そのための法律改正なども必要となってくるであろうが、以前、いじめ防止対策推進法改正案で文教族のトップである馳議員の試案のように、骨抜きのザル法ができてしまう懸念もある。
こうした動きは校長会や教育委員会、教職員の組合が政治的な動きに敏感であり、いざとなれば、改正案を骨抜きにしたり、後退させる事もできるという事であり、法改正や新たな法は危険を伴っているのだ(もはや今期にいじめ法改正案は出ないであろうというのが大方の予測である)。
すると、どうか?
これは私の個人的な意見でもあるが、今こそ保護者や地域の住民が、それこそ、レインマンコントロールを使い、本来の教育委員会にすることが現実的なのではないだろうか。
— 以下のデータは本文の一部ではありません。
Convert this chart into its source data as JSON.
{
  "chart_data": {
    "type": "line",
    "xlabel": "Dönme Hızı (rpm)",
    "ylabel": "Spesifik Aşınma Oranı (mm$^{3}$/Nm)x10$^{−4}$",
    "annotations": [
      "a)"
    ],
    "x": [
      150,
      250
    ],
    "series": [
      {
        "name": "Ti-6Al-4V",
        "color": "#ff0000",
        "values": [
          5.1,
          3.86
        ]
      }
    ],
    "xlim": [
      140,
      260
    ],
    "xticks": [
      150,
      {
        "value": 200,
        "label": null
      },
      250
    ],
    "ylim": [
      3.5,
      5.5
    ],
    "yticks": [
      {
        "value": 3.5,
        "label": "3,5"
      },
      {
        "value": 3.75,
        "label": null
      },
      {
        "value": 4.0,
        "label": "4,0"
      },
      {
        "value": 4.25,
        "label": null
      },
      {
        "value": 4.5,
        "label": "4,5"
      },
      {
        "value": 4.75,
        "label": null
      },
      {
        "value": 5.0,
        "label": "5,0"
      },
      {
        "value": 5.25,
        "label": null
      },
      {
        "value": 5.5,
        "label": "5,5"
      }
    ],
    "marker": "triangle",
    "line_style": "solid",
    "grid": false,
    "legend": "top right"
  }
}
何処かの誰かにヒーローになってもらう必要はない、我が子のこと、地域で見ている子どもたちのこと、大人がもっと真剣に向き合って、行動を示してこそ、真の教育が実現できるのではないかと思う。
編集後記
阿部は、いじめ探偵は、教育界の敵である。
このように言う教育界の方々もいます。きっと何かやましいことがあるのでしょうね。
一方で、私を家庭教育講座の講師に招いたり、講演を依頼する方々もいます。教育界も広く、人もたくさんいますから、考え方はそれぞれなんですね。
私の立場を表明すれば、私はフラットな立場であることを前提に考えています。事実を調べ、冷静に判断するためには、どちらかに肩入れをしていてはできません。
調査自体が無償であることも、金員的な利害関係を持たないということで、私は何かにコントロールされることはありません。
ですから、目的遂行行動をしていて教育管理や運営としての存在が機能している教育委員会は必要だと最後に記しました。
例えば、広島県教育委員会の平川教育長は市立中学校の民間校長出身ですが、オランダのイエナプランを研究したり、県内すべての学校を視察するなど、斬新な行動を取っています。
市立中学校の校長時代も、不登校の生徒が自由に通えるプランを打ち立てたりと、それまでの教育界では想像もつかなかったであろう体制を実現し効果を上げています。
きっと、県内の市教育委員会や県教育委員会の中でも時代の潮流に遅れた教育制度を根拠なく支持する教育界の化石からの反発に苦労していることでしょうが、こうした教育者がいることも事実であるのです。
中間期末などのテストを廃止したりして、学習意欲を高めることに成功した学校もありますから、現代の教育問題に真っ向から立ち向かっている教育者はまだまだいるのです。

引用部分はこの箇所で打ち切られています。